Wednesday, October 10, 2018

Tawa yang Tersembunyi



"Ombak bergulung. Buih-buihnya membelai pantai. Sedang di atas awan, puncak gunung tertawa riang dalam euforia senja."

Suara Selia bagai kecupan lembut yang mendarat di hatiku malam ini. Dan napasnya mengajakku melukis laut sambil menyanyikan lagu-lagu angin yang mendesir.
Tentang cinta, kerinduan, dan amarah panjang di lintasan asmara dalam asrama bukit batu yang melahirkan kenangan.

Lalu aku diam. Dia mengikuti katup bibirku sepanjang deru mesin perahu kecil yang melintas pelan di dekat kami. Sementara waktu berdenting seiring desir angin di buritan sini.

"Pernahkah kaudengar bisik-bisik antara kedelai, garam dapur, dan nasi putih dalam menu di atas meja sewarna pelangi?" tanyanya memecah kebisuan dalam bahasa cinta.

Aku tatap udara yang menerbangkan selembar daun di bawah lampu-lampu perahu.

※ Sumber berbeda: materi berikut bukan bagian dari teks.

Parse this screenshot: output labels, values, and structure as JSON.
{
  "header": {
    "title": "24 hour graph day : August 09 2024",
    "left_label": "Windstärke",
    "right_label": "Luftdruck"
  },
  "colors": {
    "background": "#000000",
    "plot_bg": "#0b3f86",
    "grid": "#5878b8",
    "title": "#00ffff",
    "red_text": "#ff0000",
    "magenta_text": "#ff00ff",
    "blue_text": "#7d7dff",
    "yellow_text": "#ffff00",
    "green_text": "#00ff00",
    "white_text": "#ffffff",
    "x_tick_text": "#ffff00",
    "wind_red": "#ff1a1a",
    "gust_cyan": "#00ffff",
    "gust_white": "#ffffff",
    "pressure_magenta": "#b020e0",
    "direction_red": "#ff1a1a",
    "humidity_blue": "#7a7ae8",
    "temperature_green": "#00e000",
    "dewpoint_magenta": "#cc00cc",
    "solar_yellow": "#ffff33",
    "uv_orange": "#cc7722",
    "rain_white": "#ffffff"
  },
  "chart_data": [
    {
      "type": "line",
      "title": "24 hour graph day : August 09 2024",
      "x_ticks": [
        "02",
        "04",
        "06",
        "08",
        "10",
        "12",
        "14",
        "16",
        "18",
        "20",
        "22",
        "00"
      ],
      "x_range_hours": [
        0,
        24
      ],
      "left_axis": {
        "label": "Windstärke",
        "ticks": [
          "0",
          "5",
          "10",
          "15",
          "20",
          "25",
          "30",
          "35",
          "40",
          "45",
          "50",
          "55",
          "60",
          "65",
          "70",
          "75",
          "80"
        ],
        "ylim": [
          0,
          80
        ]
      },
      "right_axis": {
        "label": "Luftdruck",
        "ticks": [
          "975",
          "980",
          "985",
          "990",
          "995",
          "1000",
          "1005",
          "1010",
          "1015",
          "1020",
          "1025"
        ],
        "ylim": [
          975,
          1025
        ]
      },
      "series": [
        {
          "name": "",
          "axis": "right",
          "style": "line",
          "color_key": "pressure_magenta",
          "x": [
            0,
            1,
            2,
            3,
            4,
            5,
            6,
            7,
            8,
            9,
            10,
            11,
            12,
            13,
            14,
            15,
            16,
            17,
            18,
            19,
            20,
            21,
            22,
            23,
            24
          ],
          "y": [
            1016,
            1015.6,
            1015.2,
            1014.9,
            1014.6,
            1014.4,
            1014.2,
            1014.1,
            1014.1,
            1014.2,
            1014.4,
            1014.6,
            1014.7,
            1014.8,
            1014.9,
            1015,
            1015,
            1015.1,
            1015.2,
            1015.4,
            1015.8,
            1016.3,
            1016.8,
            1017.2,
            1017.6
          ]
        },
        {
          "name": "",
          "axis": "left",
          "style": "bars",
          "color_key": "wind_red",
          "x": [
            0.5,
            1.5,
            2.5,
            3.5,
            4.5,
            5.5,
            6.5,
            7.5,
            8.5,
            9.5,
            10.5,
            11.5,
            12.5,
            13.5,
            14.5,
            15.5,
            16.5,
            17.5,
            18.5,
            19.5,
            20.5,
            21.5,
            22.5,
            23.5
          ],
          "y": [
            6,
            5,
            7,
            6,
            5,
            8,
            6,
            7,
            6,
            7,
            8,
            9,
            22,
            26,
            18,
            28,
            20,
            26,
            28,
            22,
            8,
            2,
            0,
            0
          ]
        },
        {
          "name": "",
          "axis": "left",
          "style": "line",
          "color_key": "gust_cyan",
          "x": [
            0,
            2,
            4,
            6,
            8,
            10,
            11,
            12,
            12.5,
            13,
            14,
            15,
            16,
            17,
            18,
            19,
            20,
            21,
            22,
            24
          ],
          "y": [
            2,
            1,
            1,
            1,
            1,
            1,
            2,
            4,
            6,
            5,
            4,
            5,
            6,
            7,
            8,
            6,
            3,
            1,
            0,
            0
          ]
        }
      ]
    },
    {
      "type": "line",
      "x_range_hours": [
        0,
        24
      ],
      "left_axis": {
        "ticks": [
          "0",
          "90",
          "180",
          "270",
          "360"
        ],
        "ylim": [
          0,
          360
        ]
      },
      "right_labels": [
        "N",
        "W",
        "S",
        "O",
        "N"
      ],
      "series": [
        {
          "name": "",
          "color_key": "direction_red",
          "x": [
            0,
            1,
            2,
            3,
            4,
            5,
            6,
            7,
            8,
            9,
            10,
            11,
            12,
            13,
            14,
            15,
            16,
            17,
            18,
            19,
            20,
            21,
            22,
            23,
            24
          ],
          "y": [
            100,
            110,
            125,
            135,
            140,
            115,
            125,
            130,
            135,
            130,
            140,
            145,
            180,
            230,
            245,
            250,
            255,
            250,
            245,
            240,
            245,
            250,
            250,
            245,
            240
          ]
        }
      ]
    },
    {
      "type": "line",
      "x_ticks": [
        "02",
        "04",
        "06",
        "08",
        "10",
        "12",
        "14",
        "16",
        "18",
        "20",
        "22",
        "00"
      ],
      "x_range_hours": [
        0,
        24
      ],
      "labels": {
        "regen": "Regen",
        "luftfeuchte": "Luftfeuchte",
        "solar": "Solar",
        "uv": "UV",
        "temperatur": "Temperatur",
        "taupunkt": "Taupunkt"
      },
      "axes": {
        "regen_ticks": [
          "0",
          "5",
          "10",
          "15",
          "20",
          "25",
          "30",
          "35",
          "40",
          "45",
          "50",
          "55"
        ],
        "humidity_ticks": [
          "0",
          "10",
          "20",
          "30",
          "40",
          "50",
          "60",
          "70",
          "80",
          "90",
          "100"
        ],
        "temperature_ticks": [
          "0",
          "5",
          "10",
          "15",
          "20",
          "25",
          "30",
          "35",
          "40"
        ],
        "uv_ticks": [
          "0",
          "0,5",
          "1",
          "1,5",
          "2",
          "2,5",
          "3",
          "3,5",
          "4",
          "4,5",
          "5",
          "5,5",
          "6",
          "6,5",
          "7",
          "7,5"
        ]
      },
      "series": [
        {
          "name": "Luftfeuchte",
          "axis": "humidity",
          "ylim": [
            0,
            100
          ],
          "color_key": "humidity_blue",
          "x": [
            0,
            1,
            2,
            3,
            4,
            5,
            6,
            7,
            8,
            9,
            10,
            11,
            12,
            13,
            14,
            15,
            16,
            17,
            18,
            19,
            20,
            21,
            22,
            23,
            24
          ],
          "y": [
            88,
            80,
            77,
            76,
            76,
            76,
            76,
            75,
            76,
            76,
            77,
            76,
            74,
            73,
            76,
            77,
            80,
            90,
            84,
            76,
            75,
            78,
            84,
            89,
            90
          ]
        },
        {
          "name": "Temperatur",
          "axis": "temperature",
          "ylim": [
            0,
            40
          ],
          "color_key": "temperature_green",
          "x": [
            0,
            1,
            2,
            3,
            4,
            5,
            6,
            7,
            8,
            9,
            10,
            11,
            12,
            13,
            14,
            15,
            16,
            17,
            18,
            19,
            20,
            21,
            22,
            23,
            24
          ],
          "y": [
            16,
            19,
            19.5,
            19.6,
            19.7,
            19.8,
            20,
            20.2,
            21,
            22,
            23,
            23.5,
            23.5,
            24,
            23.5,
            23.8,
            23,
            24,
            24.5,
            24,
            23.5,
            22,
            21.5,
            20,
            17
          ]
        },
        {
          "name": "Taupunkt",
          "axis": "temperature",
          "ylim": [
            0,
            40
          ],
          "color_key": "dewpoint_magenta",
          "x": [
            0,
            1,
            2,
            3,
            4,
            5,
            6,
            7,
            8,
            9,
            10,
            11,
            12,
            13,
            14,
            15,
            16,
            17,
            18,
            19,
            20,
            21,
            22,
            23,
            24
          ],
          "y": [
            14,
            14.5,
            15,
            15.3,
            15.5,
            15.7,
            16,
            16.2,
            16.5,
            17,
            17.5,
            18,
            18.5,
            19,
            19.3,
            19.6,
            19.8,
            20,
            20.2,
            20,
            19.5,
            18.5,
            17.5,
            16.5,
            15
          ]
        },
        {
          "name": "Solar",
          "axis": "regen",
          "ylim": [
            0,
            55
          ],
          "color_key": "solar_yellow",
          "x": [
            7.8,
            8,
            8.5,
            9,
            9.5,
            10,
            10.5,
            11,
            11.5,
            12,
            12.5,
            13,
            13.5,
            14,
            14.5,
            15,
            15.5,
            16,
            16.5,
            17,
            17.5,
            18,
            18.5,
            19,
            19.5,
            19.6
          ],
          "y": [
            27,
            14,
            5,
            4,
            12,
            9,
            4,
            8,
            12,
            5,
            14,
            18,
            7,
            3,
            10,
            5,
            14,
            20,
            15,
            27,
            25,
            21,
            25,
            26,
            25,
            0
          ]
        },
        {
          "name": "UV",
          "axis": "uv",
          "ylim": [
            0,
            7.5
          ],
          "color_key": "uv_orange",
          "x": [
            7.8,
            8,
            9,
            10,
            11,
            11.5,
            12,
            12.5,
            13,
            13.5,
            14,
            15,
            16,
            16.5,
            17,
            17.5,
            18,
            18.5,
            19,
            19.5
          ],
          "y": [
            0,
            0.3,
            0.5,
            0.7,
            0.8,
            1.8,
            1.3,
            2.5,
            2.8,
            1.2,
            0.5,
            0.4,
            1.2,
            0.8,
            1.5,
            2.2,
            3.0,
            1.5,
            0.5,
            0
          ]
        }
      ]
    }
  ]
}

Dan pada malam, pada gemerlap bintang-bintang, aku mengangguk lugu.

"Adakah pula, kaulihat seikat bayam, sepasang wortel, tujuh butir telur, dan sembilan siung bawang numpang eksis di akun media sosial emak-emak kekinian?" tanyanya lagi.

Ya, dan adakah kaubaca di media-media besar dan megah bahwa rupiah terjatuh di depan kaki dolar paman Sam pada senja yang rawan?

Selia mengangguk.
"Lalu masih ingat jugakah kau pada barisan mahasiswa yang bersuara lantang dalam demokrasi selama tahun-tahun bergaram?"

Oooh demokrasi!

Adakah yang lebih demokratis daripada suara-suara cinta antara pantai dan laut?

Mendebur-debur
Membasahi pantai
menyapu bibir mungilnya yang berpasir, 
lalu membawanya pulang bersama canda dan tawa.

Tak lama setelah itu kami menyanyikan sebuah lagu laut, "Ooooo, demokrasi! Dari rakyat, kembali ke rakyat! Seperti air laut kembali ke laut. Maka, dengarlah suara kami yang berpeluh di bawah rembulan dan tiang-tiang harapan. Jangan pukul kami! Jangan dorong kami! Jangan seret kami! Sebab, pada mula melaut, di situlah tekad dilayarkan, bersama-sama menuju dermaga harapan."

O, harapan
Bilakah digapai seperti seorang ibu memeluk  anak-anaknya yang merantau jauh di pulau seberang?
Sedang demokrasi sering diingkari
Kau lihatlah! Saat langit terusik, mereka melukis fitnah di jidat pengkritik. Oposisi dicap antinegara, intoleransi, radikal, bahkan dilabeli antiideologi yang sah.

"Oh, fitnah-fitnah bagai nanah di atas terompah. Dan, kita akan dianggap ada saat membahas kekuasaan mereka saja."

Kemudian, bumi bergetar. Air laut meluap. Teriakan seakan melahap udara. Lalu bibir mungil pantai disapu arus deras yang memburu. Sedang di kepalaku terbayang laut sedang menenggelamkan kekejian di timur, di barat, dan di Jazirah Arab dalam gemuruh cinta yang purnama.